No significant circularity: PluraMath is an external benchmark construction and multi-model evaluation study with independent held-out scores.

full rationale

The paper constructs PluraMath by human-validated extension of the external PolyMath item pool to 18 underrepresented languages, then reports empirical accuracy of 27 third-party reasoning LLMs at four scales. Measured gaps and the association with instruction-following are outputs of independent model inference on held-out translated items; no parameter is fitted to a subset of PluraMath and then re-reported as a prediction, and no claimed first-principles quantity reduces by definition to an input equation. Citation of PolyMath (Wang et al., 2025) is ordinary dataset inheritance from non-overlapping authors and is not load-bearing for a uniqueness or derivation claim. The work is self-contained against external model benchmarks; residual concerns about translation equivalence affect correctness attribution, not circularity of the derivation chain.

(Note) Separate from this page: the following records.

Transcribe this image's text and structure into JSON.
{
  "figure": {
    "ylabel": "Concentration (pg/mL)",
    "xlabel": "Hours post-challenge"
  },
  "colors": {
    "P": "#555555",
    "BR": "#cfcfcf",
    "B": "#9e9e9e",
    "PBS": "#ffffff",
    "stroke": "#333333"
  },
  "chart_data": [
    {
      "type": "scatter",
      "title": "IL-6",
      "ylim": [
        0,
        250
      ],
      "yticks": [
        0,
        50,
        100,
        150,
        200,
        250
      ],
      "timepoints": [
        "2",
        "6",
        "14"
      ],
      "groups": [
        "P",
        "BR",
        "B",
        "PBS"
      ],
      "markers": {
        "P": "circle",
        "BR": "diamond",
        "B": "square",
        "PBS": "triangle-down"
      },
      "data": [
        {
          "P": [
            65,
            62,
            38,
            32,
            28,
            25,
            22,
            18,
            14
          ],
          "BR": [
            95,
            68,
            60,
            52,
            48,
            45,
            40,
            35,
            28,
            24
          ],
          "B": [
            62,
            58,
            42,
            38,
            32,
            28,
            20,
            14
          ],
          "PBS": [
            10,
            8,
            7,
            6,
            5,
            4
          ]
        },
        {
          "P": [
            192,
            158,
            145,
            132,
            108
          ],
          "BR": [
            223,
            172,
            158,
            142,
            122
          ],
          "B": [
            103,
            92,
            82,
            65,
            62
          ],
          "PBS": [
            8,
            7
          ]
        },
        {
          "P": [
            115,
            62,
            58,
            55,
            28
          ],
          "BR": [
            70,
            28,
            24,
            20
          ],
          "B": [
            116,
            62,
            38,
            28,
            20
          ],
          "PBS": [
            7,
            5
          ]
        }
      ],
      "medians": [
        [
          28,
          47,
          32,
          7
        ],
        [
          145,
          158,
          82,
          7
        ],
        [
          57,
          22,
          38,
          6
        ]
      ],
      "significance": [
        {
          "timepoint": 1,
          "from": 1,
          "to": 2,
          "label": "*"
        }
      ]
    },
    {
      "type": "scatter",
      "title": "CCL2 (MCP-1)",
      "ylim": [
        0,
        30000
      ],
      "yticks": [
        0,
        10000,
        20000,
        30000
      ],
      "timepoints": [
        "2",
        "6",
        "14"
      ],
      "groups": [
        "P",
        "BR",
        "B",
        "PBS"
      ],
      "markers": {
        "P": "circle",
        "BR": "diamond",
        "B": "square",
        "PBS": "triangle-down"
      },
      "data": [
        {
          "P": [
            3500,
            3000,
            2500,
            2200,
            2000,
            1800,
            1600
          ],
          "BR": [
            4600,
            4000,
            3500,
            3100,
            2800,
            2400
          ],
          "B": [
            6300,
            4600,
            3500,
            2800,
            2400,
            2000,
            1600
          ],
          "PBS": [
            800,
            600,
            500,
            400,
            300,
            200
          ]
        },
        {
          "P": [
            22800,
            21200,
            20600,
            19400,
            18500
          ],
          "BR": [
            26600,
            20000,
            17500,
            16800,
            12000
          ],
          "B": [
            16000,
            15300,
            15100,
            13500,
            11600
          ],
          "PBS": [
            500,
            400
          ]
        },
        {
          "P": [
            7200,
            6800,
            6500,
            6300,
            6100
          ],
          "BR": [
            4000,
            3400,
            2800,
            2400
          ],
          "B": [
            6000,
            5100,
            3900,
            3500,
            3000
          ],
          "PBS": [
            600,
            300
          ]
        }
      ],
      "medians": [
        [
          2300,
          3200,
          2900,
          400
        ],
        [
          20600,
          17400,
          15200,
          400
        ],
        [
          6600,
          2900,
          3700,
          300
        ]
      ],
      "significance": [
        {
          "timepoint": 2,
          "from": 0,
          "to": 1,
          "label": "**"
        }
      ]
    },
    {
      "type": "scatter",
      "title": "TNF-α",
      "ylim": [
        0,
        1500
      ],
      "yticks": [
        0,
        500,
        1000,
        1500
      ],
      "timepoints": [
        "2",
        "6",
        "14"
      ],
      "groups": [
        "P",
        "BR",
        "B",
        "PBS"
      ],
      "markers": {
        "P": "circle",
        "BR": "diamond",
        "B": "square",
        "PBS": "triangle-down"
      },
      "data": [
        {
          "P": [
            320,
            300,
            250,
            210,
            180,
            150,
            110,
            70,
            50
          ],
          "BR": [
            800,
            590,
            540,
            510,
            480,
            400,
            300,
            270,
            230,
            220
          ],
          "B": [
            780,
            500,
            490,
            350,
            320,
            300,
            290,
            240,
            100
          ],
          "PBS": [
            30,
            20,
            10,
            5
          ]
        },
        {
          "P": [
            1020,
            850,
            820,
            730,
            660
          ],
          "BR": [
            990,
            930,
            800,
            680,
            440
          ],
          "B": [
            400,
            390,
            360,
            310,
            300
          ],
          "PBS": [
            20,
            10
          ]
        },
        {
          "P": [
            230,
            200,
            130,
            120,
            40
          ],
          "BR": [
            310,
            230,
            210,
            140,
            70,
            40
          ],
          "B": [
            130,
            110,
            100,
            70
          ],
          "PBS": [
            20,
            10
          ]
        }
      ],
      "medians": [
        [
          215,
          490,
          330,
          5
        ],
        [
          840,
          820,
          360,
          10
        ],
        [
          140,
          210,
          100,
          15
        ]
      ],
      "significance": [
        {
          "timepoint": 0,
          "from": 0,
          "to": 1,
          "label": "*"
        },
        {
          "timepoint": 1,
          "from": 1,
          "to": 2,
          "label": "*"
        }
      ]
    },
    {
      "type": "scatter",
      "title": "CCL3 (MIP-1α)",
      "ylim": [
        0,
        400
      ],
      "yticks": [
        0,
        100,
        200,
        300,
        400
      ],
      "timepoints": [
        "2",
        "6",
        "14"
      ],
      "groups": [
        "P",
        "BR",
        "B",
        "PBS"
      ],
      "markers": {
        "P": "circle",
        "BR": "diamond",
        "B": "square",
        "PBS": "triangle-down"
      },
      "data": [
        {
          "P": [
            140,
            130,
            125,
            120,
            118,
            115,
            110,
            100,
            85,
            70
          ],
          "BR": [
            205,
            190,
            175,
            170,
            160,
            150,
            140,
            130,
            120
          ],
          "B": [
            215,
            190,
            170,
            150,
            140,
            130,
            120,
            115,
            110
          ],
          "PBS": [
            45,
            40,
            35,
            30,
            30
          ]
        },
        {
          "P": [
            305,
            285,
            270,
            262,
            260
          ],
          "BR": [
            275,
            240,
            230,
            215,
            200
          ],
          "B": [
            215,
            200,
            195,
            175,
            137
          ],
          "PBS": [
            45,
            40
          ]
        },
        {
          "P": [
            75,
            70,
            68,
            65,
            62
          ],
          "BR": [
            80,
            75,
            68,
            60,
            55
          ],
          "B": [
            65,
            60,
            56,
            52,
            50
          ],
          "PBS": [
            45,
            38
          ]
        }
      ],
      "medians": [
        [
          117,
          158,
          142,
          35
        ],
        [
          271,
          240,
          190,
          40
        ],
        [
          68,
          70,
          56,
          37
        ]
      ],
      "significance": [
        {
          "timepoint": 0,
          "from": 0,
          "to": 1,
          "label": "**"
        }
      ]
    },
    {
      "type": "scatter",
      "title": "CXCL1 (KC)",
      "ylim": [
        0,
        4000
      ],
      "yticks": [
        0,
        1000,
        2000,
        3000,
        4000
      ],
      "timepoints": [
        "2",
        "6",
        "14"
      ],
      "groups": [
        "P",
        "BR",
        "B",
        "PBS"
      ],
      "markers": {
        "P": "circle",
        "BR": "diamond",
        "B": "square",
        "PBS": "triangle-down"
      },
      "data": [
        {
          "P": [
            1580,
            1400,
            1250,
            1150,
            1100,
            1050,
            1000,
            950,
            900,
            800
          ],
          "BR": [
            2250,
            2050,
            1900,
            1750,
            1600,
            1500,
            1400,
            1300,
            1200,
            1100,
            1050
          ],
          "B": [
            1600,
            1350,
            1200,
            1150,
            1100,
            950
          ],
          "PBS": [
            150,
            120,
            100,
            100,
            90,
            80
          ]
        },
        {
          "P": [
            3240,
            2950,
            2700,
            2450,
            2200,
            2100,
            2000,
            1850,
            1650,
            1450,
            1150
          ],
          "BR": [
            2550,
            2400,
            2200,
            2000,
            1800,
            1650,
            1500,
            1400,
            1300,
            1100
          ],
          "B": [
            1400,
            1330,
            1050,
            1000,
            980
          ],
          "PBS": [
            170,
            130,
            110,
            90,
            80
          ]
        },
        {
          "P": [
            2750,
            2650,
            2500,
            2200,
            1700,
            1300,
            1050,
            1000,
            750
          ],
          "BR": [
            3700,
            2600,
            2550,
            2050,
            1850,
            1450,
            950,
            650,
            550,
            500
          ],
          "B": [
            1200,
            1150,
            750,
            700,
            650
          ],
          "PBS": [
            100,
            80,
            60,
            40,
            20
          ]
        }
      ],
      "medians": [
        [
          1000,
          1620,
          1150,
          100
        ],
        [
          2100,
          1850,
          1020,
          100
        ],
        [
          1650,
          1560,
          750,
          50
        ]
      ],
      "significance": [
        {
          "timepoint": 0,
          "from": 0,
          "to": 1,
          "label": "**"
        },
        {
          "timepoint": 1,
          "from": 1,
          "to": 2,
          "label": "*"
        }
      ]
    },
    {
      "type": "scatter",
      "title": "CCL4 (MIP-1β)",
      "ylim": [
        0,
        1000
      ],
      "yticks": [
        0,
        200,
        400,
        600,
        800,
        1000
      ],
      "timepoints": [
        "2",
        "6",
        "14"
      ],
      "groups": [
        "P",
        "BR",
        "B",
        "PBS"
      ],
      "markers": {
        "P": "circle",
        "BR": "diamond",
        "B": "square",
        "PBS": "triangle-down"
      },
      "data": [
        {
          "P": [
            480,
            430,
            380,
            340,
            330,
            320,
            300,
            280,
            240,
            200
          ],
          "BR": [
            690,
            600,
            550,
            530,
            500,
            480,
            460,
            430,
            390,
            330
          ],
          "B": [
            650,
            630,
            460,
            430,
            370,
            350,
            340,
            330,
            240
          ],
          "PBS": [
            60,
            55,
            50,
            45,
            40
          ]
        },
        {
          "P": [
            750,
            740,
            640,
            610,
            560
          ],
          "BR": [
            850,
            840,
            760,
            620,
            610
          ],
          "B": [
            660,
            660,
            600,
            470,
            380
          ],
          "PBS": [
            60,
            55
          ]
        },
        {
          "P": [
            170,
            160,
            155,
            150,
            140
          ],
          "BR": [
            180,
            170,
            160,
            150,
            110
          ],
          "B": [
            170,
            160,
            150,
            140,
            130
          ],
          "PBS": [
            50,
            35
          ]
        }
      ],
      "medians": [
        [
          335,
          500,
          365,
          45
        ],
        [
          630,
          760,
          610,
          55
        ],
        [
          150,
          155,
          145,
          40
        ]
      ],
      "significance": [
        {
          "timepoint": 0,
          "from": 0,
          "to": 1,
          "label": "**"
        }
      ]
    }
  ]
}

Axiom & Free-Parameter Ledger

0 free parameters · 3 axioms · 0 invented entities

As a dataset-and-benchmark paper, PluraMath rests mainly on domain assumptions about translation fidelity and problem equivalence rather than free parameters or invented physical entities. No fitted constants drive the central gap claim. The ledger therefore records the background assumptions required for score differences to be interpreted as multilingual reasoning gaps.

axioms (3)
  • domain assumption Native-speaker validation of machine translations yields items whose mathematical content and difficulty are equivalent to the source PolyMath problems across all 18 target languages.
    Required for attributing performance differences to model capability rather than translation distortion; invoked by the human-curated pipeline description.
  • domain assumption The selected 18 languages and six families are representative enough of mid-to-extreme low-resource settings for the reported gap to generalize beyond the sample.
    Language sampling is a design choice that shapes how broadly the 'persistent gap' claim can be read.
  • domain assumption Standard automatic or exact-match grading of model answers remains valid after translation (answer formats and numerical/symbolic equivalence hold).
    Benchmark scores depend on reliable answer checking; any language-specific formatting drift would confound results.